The recommended usage pattern is fundamentally “inherit structure and replace details”
The original guidance is highly practical: first find a case close to your target result, then retain stable structures such as camera angle, lighting, material, composition, and aspect ratio, and finally replace the subject, scene, style, and details.
That means the truly reusable parts usually include viewpoint, layout, light logic, material description, rendering fidelity, and output format. The parts that should usually change include object nouns, brand elements, text content, and business context.
A rewriting example that fits team collaboration better
base_prompt = "clean modern poster design, centered composition, clear labels, soft contrast"
subject = "new energy vehicle battery safety infographic" # Replace the subject
extras = "Chinese title, modular annotations, suitable for social media distribution" # Add business requirements
final_prompt = f"{subject}, {base_prompt}, {extras}" # Combine into the final prompt
print(final_prompt)
This code sample shows how to migrate quickly to a new topic while preserving the layout skeleton.
The long-term value of this resource lies in building prompt assets
The roadmap includes a prompt builder, prompt improver, prompt translator, more structured templates, and more Chinese text rendering examples. This suggests that the project is evolving from a “case library” into prompt infrastructure.
If you need to generate UI, posters, knowledge cards, or product images at scale, this type of resource library is far more valuable than a loose collection of bookmarks. It can directly support retrieval, help teams build shared standards, and shorten the trial-and-error cycle.

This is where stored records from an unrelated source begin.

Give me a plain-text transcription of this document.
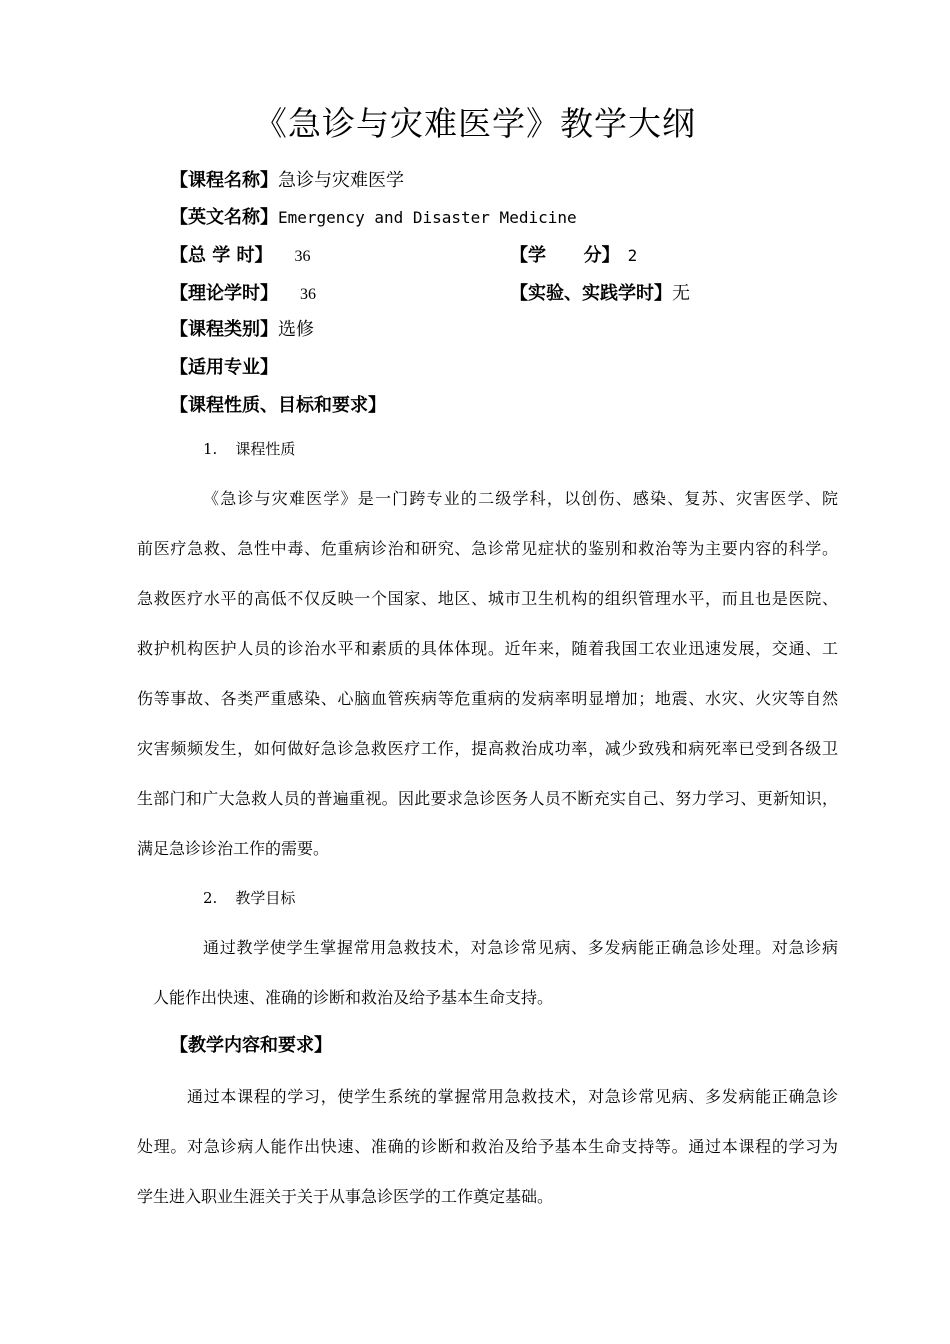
《急诊与灾难医学》教学大纲
【课程名称】急诊与灾难医学
【英文名称】Emergency and Disaster Medicine
【总 学 时】 36	【学      分】 2
【理论学时】 36	【实验、实践学时】无
【课程类别】选修
【适用专业】
【课程性质、目标和要求】
1. 课程性质
《急诊与灾难医学》是一门跨专业的二级学科，以创伤、感染、复苏、灾害医学、院
前医疗急救、急性中毒、危重病诊治和研究、急诊常见症状的鉴别和救治等为主要内容的科学。
急救医疗水平的高低不仅反映一个国家、地区、城市卫生机构的组织管理水平，而且也是医院、
救护机构医护人员的诊治水平和素质的具体体现。近年来，随着我国工农业迅速发展，交通、工
伤等事故、各类严重感染、心脑血管疾病等危重病的发病率明显增加；地震、水灾、火灾等自然
灾害频频发生，如何做好急诊急救医疗工作，提高救治成功率，减少致残和病死率已受到各级卫
生部门和广大急救人员的普遍重视。因此要求急诊医务人员不断充实自己、努力学习、更新知识，
满足急诊诊治工作的需要。
2. 教学目标
通过教学使学生掌握常用急救技术，对急诊常见病、多发病能正确急诊处理。对急诊病
人能作出快速、准确的诊断和救治及给予基本生命支持。
【教学内容和要求】
通过本课程的学习，使学生系统的掌握常用急救技术，对急诊常见病、多发病能正确急诊
处理。对急诊病人能作出快速、准确的诊断和救治及给予基本生命支持等。通过本课程的学习为
学生进入职业生涯关于关于从事急诊医学的工作奠定基础。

FAQ answers the most practical questions in a structured format
Who is this project best suited for?
It is well suited for AI designers, content operators, indie developers, brand teams, and anyone who needs to generate visual assets in batches. It is especially useful for people who do not want to write prompts from scratch but still want stable reuse of proven prompt structures.
What is the most important principle when using this kind of Prompt Gallery?

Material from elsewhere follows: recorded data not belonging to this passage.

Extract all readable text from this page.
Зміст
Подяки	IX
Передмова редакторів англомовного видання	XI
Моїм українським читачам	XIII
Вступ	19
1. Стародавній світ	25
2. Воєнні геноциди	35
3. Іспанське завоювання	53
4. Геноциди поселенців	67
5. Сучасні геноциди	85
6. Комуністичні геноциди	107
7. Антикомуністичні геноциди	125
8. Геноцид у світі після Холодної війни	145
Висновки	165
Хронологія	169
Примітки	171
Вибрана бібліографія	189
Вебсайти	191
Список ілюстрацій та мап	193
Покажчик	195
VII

The most important principle is to preserve the structural skeleton while replacing business variables. Prioritize inherited composition, lighting, materials, camera language, and layout first, then modify the subject, copy, and scenario. This usually produces better results than rewriting everything from scratch.
Why is the core value of this repository not simply “having a large number of prompts”?
Because the truly scarce asset is not the 400+ lines of text. It is the classification, previews, scenario mapping, and replaceable structure behind each prompt. Searchability, comparability, and secondary editability are what give the repository engineering value.
[AI Readability Summary]
This article reconstructs a prompt resource system for GPT Image 2 that includes 400+ categorized examples, an open-source repository, and a companion site workflow. The key takeaway is that stable poster, UI, infographic, and product visual generation comes from case retrieval, structure preservation, and variable replacement—not from rewriting every prompt from scratch.